Setiap pencairan Dana dari Rekening Bank, semua uang tersebut langsung diminta oleh Ketua BUMDes. Selaku Bendahara saya tidak pernah memegang uang bahkan tidak ada laporan kegiatan yang sudah dilakukan, ungkap Ria Ramli.
Senada dengannya, mantan Sekretaris BUMDes, Marisa juga mengakui bahwa dirinya tidak pernah mengetahui terkait keuangan maupun kegiatan yang dilaksanakan. Selaku sekretaris saya tidak pernah dilibatkan dalam hal kegiatan dan keuangan, semuanya ditangani Ketua BUMDes saat itu, ucap Marisa.
Menanggapi adanya dugaan penyelewengan Dana Penyertaan Modal Usaha ini, Kepala Desa SUU Abd. Halim yang ditemui Media ini diruang kerjanya Selasa (18/02/2025) mengatakan, bahwa hal itu benar adanya dimana hingga saat ini Mantan Ketua BUMDes belum membuat laporan pertanggung jawaban penggunaan dana tersebut.
Pemerintah Desa (Pemdes) SUU secara resmi sudah dua kali menyurati meminta sdr. Olys Yanto agar segera membuat laporan pertanggungjawaban kegiatan, namun tidak pernah diindahkan.
Surat pemberitahuan Pertama pada 15 November 2024 dengan nomor : 177/SUU/XI/24. dan yang kedua tanggal 26 November 2024 dengan nomor : 182/SUU/XI/24. Hal ini sejalan dengan permintaan dari Inspektorat Karimun agar mantan Ketua BUMDes segera melaporkan pertanggung jawaban.
Kami menunggu itikat baik sdr.
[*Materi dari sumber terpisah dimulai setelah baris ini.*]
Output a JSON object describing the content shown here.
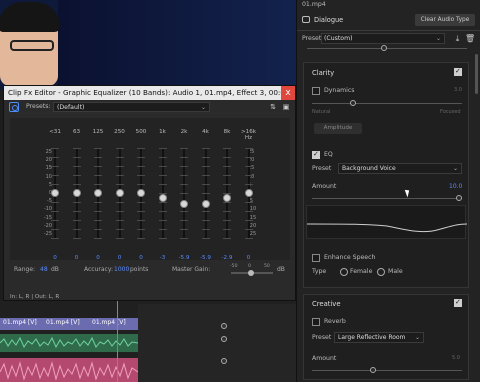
{
  "fx_editor": {
    "title": "Clip Fx Editor - Graphic Equalizer (10 Bands): Audio 1, 01.mp4, Effect 3, 00:00:10:18",
    "close_glyph": "x",
    "presets_label": "Presets:",
    "preset_value": "(Default)",
    "bands": [
      {
        "label": "<31",
        "value": "0",
        "gain_db": 0
      },
      {
        "label": "63",
        "value": "0",
        "gain_db": 0
      },
      {
        "label": "125",
        "value": "0",
        "gain_db": 0
      },
      {
        "label": "250",
        "value": "0",
        "gain_db": 0
      },
      {
        "label": "500",
        "value": "0",
        "gain_db": 0
      },
      {
        "label": "1k",
        "value": "-3",
        "gain_db": -3
      },
      {
        "label": "2k",
        "value": "-5.9",
        "gain_db": -5.9
      },
      {
        "label": "4k",
        "value": "-5.9",
        "gain_db": -5.9
      },
      {
        "label": "8k",
        "value": "-2.9",
        "gain_db": -2.9
      },
      {
        "label": ">16k Hz",
        "value": "0",
        "gain_db": 0
      }
    ],
    "scale_left": [
      "25",
      "20",
      "15",
      "10",
      "5",
      "0",
      "-5",
      "-10",
      "-15",
      "-20",
      "-25"
    ],
    "scale_right": [
      "25",
      "20",
      "15",
      "10",
      "5",
      "0",
      "-5",
      "-10",
      "-15",
      "-20",
      "-25"
    ],
    "range_label": "Range:",
    "range_value": "48",
    "range_unit": "dB",
    "accuracy_label": "Accuracy:",
    "accuracy_value": "1000",
    "accuracy_unit": "points",
    "master_gain_label": "Master Gain:",
    "master_gain_scale": [
      "-50",
      "0",
      "50"
    ],
    "master_gain_unit": "dB",
    "status": "In: L, R | Out: L, R"
  },
  "timeline": {
    "clips": [
      "01.mp4 [V]",
      "01.mp4 [V]",
      "01.mp4 [V]"
    ]
  },
  "essential_sound": {
    "file": "01.mp4",
    "type_label": "Dialogue",
    "clear_button": "Clear Audio Type",
    "preset_label": "Preset:",
    "preset_value": "(Custom)",
    "clarity": {
      "title": "Clarity",
      "dynamics_label": "Dynamics",
      "dynamics_value": "3.0",
      "natural_label": "Natural",
      "focused_label": "Focused",
      "amplitude_button": "Amplitude",
      "eq_label": "EQ",
      "eq_preset_label": "Preset",
      "eq_preset_value": "Background Voice",
      "amount_label": "Amount",
      "amount_value": "10.0",
      "enhance_label": "Enhance Speech",
      "type_label": "Type",
      "female_label": "Female",
      "male_label": "Male"
    },
    "creative": {
      "title": "Creative",
      "reverb_label": "Reverb",
      "preset_label": "Preset",
      "preset_value": "Large Reflective Room",
      "amount_label": "Amount",
      "amount_value": "5.0"
    }
  },
  "colors": {
    "accent": "#5a8bff",
    "close": "#e0483d",
    "video_clip": "#6b6bb0",
    "audio_clip1": "#2f6b4a",
    "audio_clip2": "#b3496e"
  }
}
Olys Yanto untuk secepatnya dapat menyelesaikan karena ini berkaitan dengan Dana Desa. Apabila tidak segera melaporkan kegiatan penggunaan Dana tersebut, maka tidak menutup kemungkinan akan bersentuhan dengan Hukum.
Lebih lanjut Abd. Halim mengungkapkan, dugaan penyelewengan sewa gedung Futzal milik Desa juga terjadi yang dilakukan salah seorang anggota Badan Permusyawaratan Desa (BPD) berinisial (MN). Dimana selama ini setiap penggunaan Gedung dikenakan sewa yang diambil (MN), namun tidak pernah dilaporkan sementara Gedung tersebut merupakan milik Pemdes, ungkap Abd. Halim. [Maklum Nainggolan]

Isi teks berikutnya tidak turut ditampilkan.